Кори кивнул утвердительно.

— Ну так вот: он сказал мне, что там обнаружили природный газ, и это позволит производить такую же хорошую краску, как у него, а себестоимость ее так снизится, что они и продавать ее станут дешевле, чем он. Если это произойдет, то новая краска не только вытеснит его краску с рынка, но и сведет к нулю ценность всей его фабрики в Лэфеме.

— Понимаю, — подавленно сказал Кори. — Я знаю, что он вложил в фабрику огромные деньги.

— Да, и достаточно высоко оценил свои залежи. А они почти ничего не будут стоить, если его краску вытеснит западновиргинская.

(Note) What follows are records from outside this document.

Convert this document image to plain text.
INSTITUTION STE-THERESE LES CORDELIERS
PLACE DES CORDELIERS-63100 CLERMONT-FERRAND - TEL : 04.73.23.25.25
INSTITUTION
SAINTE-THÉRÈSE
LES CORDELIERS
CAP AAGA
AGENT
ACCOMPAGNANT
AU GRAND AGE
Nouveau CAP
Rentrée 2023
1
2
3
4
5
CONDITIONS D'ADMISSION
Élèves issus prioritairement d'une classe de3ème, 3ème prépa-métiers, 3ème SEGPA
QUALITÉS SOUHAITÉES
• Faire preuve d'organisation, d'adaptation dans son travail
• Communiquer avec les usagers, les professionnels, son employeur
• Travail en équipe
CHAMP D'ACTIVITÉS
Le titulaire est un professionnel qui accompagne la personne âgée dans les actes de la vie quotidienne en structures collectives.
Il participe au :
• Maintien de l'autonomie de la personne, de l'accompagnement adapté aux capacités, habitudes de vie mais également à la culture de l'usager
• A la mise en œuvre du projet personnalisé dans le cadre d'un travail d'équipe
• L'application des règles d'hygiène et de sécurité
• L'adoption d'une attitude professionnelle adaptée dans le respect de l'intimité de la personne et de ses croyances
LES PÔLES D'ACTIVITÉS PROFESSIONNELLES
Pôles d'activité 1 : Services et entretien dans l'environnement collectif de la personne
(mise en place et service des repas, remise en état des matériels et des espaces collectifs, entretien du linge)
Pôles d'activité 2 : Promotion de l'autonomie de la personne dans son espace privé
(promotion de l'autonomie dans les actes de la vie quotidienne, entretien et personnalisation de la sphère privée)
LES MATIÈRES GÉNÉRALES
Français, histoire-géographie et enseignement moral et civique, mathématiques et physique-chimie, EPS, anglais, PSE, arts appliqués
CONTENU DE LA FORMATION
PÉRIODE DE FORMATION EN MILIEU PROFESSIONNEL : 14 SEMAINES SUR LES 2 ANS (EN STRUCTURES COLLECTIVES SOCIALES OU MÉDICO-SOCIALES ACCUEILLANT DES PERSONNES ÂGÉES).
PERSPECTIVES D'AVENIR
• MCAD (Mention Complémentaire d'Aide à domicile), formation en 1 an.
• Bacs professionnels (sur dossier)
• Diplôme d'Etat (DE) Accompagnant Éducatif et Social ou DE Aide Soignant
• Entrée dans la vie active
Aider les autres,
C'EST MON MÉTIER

К тому же Лэфем брался и за некоторые другие дела помимо основного; как многие в таких случаях, сам вел отчетность и окончательно в ней запутался. Он попросил меня вместе с ним разобраться в его делах. Я обещал. Удастся ли ему преодолеть трудности, будет видно. Боюсь, что и на это потребуется немало денег — много больше, чем он предполагает. Он считает, что можно обойтись сравнительно малой суммой. Я другого мнения. Только очень большая сумма может его спасти; меньшая будет зряшной тратой. Если бы его выручила какая-то конкретная сумма — даже значительная, — это можно бы устроить; но все гораздо сложнее. Повторяю, отказаться от твоего предложения было для него нелегким искусом.

Беллингем, видимо, не собирался на этом кончить. Однако он больше ничего не сказал, а Кори ничего не ответил.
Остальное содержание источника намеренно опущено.